Il 9 novembre ricorre il Giorno della libertà, istituito con la legge 61/2005, allo scopo di ricordare l’abbattimento del muro di Berlino, “evento simbolo per la liberazione di Paesi oppressi e auspicio di democrazia per le popolazioni tuttora soggette al totalitarismo”. “Vengono annualmente organizzati cerimonie commemorative ufficiali e momenti di approfondimento nelle scuole che illustrino il valore della democrazia e della libertà evidenziando obiettivamente gli effetti nefasti dei totalitarismi passati e presenti”. Così recita il comma 2.
Quest’anno, il ministro ha ritenuto opportuno inviare una lettera, neanche tanto lunga o elaborata, nella quale è scritto fra l’altro che “La caduta del Muro dimostra l’esito drammaticamente fallimentare del Comunismo”, una grande utopia rivoluzionaria, nata come il sogno di una rivoluzione radicale per il bene dell’umanità, ma diventata un incubo dove è prevalsa. “La sua realizzazione concreta comporta ovunque annientamento delle libertà individuali, persecuzioni, povertà, morte”.

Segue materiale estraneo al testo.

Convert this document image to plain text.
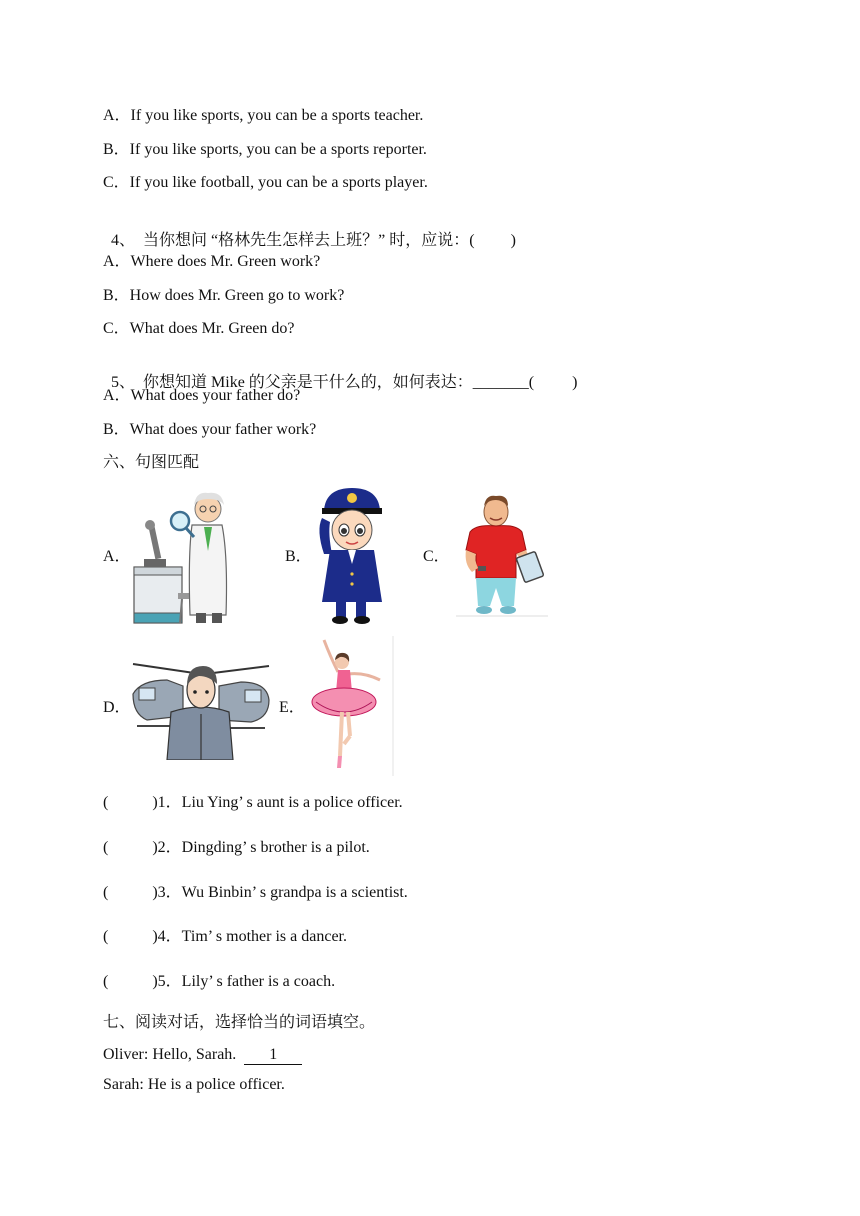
A．If you like sports, you can be a sports teacher.
B．If you like sports, you can be a sports reporter.
C．If you like football, you can be a sports player.

4、 当你想问 “格林先生怎样去上班？” 时，应说：( )

A．Where does Mr. Green work?
B．How does Mr. Green go to work?
C．What does Mr. Green do?

5、 你想知道 Mike 的父亲是干什么的，如何表达：_______( )

A．What does your father do?
B．What does your father work?
六、句图匹配
A．	B．	C．
D．	E．
(	)1．Liu Ying’ s aunt is a police officer.
(	)2．Dingding’ s brother is a pilot.
(	)3．Wu Binbin’ s grandpa is a scientist.
(	)4．Tim’ s mother is a dancer.
(	)5．Lily’ s father is a coach.
七、阅读对话，选择恰当的词语填空。
Oliver: Hello, Sarah. 1
Sarah: He is a police officer.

Il ministro ha ribadito, anche nell’intervista, che il suo intervento vuole essere un invito alla discussione e riflessione. Nella lettera, gli spunti in questa direzione oggettivamente non mancano, sia nell’ambito dell’insegnamento della storia che dell’educazione civica. Per esempio il passaggio in cui si sottolinea “Perché l’utopia si realizzi occorre che un potere assoluto sia esercitato senza alcuna pietà, e che tutto – umanità, giustizia, libertà, verità – sia subordinato all’obiettivo rivoluzionario”. Quante volte nella storia abbiamo visto il ripetersi di questa situazione? Oppure quando si dice che il 9 novembre è diventata la “festa della nostra liberaldemocrazia. Un ordine politico e sociale imperfetto, pieno com’è di contraddizioni, bisognoso ogni giorno di essere reinventato e ricostruito”.

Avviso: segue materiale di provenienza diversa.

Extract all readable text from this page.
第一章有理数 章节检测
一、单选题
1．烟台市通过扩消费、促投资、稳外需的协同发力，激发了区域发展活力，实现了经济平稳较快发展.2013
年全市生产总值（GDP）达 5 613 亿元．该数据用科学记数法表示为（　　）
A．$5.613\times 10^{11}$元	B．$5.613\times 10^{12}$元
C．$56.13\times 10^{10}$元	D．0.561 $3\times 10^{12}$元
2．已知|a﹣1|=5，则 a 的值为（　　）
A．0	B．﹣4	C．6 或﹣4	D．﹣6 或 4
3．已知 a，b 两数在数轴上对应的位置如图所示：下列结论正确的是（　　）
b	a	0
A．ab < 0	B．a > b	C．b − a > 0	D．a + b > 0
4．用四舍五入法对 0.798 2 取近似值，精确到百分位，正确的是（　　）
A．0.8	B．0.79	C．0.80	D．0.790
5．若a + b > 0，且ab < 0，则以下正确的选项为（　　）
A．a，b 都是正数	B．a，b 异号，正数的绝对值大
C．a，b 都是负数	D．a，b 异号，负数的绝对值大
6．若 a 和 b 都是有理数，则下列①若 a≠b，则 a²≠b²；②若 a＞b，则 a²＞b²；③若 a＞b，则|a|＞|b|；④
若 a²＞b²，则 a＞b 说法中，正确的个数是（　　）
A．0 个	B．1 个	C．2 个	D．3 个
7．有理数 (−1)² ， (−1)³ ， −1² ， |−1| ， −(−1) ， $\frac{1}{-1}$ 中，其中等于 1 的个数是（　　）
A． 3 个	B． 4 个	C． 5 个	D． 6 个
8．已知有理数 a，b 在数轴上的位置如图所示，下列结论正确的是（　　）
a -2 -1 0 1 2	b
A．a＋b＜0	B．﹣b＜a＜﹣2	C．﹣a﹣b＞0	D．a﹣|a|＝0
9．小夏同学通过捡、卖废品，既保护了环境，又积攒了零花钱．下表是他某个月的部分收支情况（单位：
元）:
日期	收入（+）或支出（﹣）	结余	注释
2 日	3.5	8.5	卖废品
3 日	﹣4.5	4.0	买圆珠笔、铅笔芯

Apriti cielo! Per la presidente dei senatori del Pd, Simona Malpezzi, alla denominazione di ministero Istruzione e Merito, “bisogna aggiungere e della Propaganda”. Per il segretario generale della Flc Cgil, Francesco Sinopoli, è una “lettera da Minculpop”. Per il presidente dell’Anpi è “un manifesto anticomunista”. Ma nel 2019, per il 30esimo anniversario della caduta del muro di Berlino, fu lo stesso presidente della Repubblica a rimarcare l’importanza dell’evento celebrato come “un’alba di libertà e l’avvio di un nuovo percorso storico a fine della Guerra fredda, con la sconfitta del totalitarismo comunista”.

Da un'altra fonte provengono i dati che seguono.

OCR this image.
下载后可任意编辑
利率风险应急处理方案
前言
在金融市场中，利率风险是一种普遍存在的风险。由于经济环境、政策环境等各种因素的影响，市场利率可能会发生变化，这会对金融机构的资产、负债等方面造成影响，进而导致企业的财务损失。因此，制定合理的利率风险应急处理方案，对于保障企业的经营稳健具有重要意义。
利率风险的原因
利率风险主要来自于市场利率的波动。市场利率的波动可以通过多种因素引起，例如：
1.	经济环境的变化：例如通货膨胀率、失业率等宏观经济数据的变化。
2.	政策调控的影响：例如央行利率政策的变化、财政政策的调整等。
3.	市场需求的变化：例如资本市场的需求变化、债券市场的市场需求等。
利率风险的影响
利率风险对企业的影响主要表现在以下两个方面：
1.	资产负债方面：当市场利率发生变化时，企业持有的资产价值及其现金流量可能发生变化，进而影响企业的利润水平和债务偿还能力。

Purtroppo osserviamo che negli ultimi due anni molto è cambiato. Il livello di scontro si è radicalizzato su qualsiasi questione. È ritornata prepotente l’ideologia, che nel secolo scorso ha portato a conseguenze catastrofiche. Di momenti di riflessione ne servirebbero tanti, approfonditi, razionali, pacifici, a cominciare dalla scuola certamente. Ma anche la politica e i giornali dovrebbero interrogarsi se il mondo verso il quale ci stiamo avviando è quello che abbiamo voluto e costruito sui valori che sono a fondamento della nostra Repubblica e dell’Unione Europea.